Crise global da vida e da saúde

O reitor da Universidade Andina Simon Bolivar e um dos expoentes do pensamento em saúde coletiva e medicina social na América Latina, Jaime Breilh fez a apresentação que encerrou a mesa-redonda. O médico equatoriano argumentou que a crise da saúde vai além de um cenário que envolve a emergência e reemergência de algumas enfermidades. “Precisamos penetrar com um pensamento crítico na crise global da vida e da saúde no capitalismo da quarta revolução industrial. Quanto às doenças chamadas emergentes e reemergentes, é indispensável aplicar a epidemiologia crítica para repensarmos a noção de emergência”, assinalou Breilh. A quarta revolução industrial, continuou ele, não só implica uma aceleração da acumulação do capital e da concentração econômica mas também uma potencialização dos recursos de dominação e hegemonia do capitalismo. “Este não é qualquer capitalismo. Não é o capitalismo do século 19 ou do século 20. Este é o capitalismo do novo milênio, que mostra todo o seu potencial destrutivo, em várias esferas da vida”.

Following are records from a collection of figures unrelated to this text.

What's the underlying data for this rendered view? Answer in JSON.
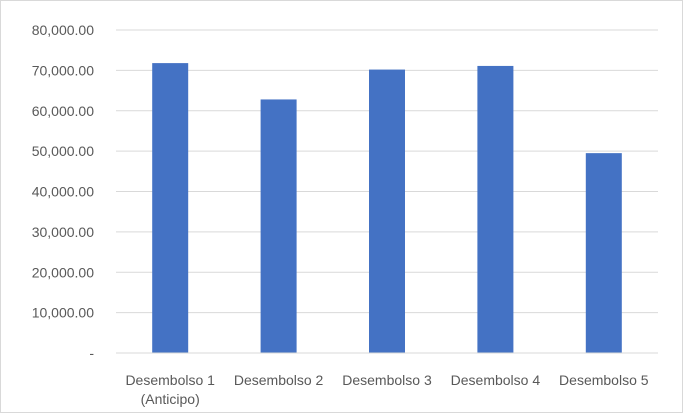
{
  "chart_data": {
    "type": "bar",
    "title": "",
    "xlabel": "",
    "ylabel": "",
    "categories": [
      [
        "Desembolso 1",
        "(Anticipo)"
      ],
      [
        "Desembolso 2"
      ],
      [
        "Desembolso 3"
      ],
      [
        "Desembolso 4"
      ],
      [
        "Desembolso 5"
      ]
    ],
    "values": [
      71800,
      62800,
      70200,
      71100,
      49500
    ],
    "ylim": [
      0,
      80000
    ],
    "yticks": [
      0,
      10000,
      20000,
      30000,
      40000,
      50000,
      60000,
      70000,
      80000
    ],
    "ytick_labels": [
      "-",
      "10,000.00",
      "20,000.00",
      "30,000.00",
      "40,000.00",
      "50,000.00",
      "60,000.00",
      "70,000.00",
      "80,000.00"
    ],
    "grid": true,
    "legend": "none",
    "colors": {
      "bar": "#4472c4",
      "grid": "#d9d9d9",
      "text": "#595959",
      "border": "#d9d9d9"
    }
  }
}
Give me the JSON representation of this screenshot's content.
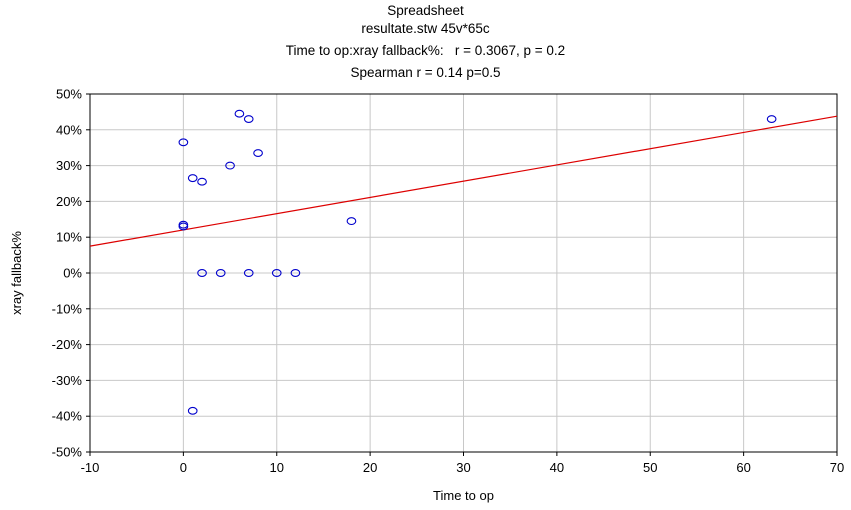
{
  "chart_data": {
    "type": "scatter",
    "title": "Spreadsheet",
    "subtitle": "resultate.stw 45v*65c",
    "annotations": [
      "Time to op:xray fallback%:   r = 0.3067, p = 0.2",
      "Spearman r = 0.14 p=0.5"
    ],
    "xlabel": "Time to op",
    "ylabel": "xray fallback%",
    "xlim": [
      -10,
      70
    ],
    "ylim": [
      -50,
      50
    ],
    "x_ticks": [
      -10,
      0,
      10,
      20,
      30,
      40,
      50,
      60,
      70
    ],
    "y_ticks": [
      -50,
      -40,
      -30,
      -20,
      -10,
      0,
      10,
      20,
      30,
      40,
      50
    ],
    "x_tick_labels": [
      "-10",
      "0",
      "10",
      "20",
      "30",
      "40",
      "50",
      "60",
      "70"
    ],
    "y_tick_labels": [
      "-50%",
      "-40%",
      "-30%",
      "-20%",
      "-10%",
      "0%",
      "10%",
      "20%",
      "30%",
      "40%",
      "50%"
    ],
    "grid": true,
    "points": [
      {
        "x": 0,
        "y": 36.5
      },
      {
        "x": 0,
        "y": 13.5
      },
      {
        "x": 0,
        "y": 13
      },
      {
        "x": 1,
        "y": 26.5
      },
      {
        "x": 1,
        "y": -38.5
      },
      {
        "x": 2,
        "y": 25.5
      },
      {
        "x": 2,
        "y": 0
      },
      {
        "x": 4,
        "y": 0
      },
      {
        "x": 5,
        "y": 30
      },
      {
        "x": 6,
        "y": 44.5
      },
      {
        "x": 7,
        "y": 43
      },
      {
        "x": 7,
        "y": 0
      },
      {
        "x": 8,
        "y": 33.5
      },
      {
        "x": 10,
        "y": 0
      },
      {
        "x": 12,
        "y": 0
      },
      {
        "x": 18,
        "y": 14.5
      },
      {
        "x": 63,
        "y": 43
      }
    ],
    "regression_line": {
      "x": [
        -10,
        70
      ],
      "y": [
        7.5,
        43.8
      ]
    },
    "colors": {
      "points": "#0000cc",
      "line": "#dd0000",
      "grid": "#c8c8c8",
      "frame": "#000000"
    }
  }
}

Para Breilh, a epidemiologia nesse contexto deve ir além da análise dos chamados “fatores de risco” para a saúde, que segundo ele contribuem para desvincular as emergências sanitárias dos agravos causados pelas atividades econômicas sob o capitalismo. “As ciências positivistas se converteram em ciências forenses. Não conectam o que está acontecendo com a expansão vertiginosa e colossal do capitalismo do século 21”, pontuou Breilh, para quem há duas noções de emergência sanitária, uma funcional ao sistema e outra crítica.

“No início da pandemia de H1N1 ela era descrita como gripe suína, vinculando a emergência do vírus com a forma como se dá a criação industrial de porcos. Em 72 horas a mídia mudou o discurso, falando de H1N1. Tirou-se o foco da atividade econômica para o vírus causador da doença. No grupo da OMS que declarou que havia uma pandemia de nível 6 havia cinco pessoas com vínculos diretos ou indiretos com produtores de antivirais ou de vacinas. É um giro conveniente ao negócio da indústria farmacêutica-biomédica”, assinalou Breilh, para quem os sistemas de saúde, por melhores que sejam, não podem dar conta do movimento global de epidemias. “É um barco de papel contra um tsunami de destruição”, complementou.

Para ele, o “empirismo analítico” da ciência positivista, “ciência oficial” do Estado capitalista, obscurece as relações de poder subjacentes às emergências e reemergências sanitárias. “Ela só vê a ponta do iceberg. Invisibiliza a determinação social da saúde para produzir paliativos que contribuem para a acumulação de capital. Quando as ciências da saúde separam a realidade em fatores de risco, faz desaparecer a realidade em sua essência, que são as relações sociais, políticas e econômicas do capital”, argumentou.
Para o reitor da Universidade Andina Simon Bolívar, o singular do que chama de “crise global da vida e da saúde” na atualidade envolve a perda da sustentabilidade, soberania, solidariedade e biossegurança. “É uma crise de sustentabilidade porque trabalhamos, comemos, descansamos e vivemos rodeados de venenos tóxicos e cancerígenos, desperdiçando recursos vitais como a água; a soberania está destruída porque perdemos a direção da nossa vida pessoal e coletiva; perda de solidariedade, porque vivemos em uma era de individualismo extremo e consumismo radical; e de biossegurança porque crescem espaços insalubres, crescimento exponencial do lixo, etc.”, explicou Breilh.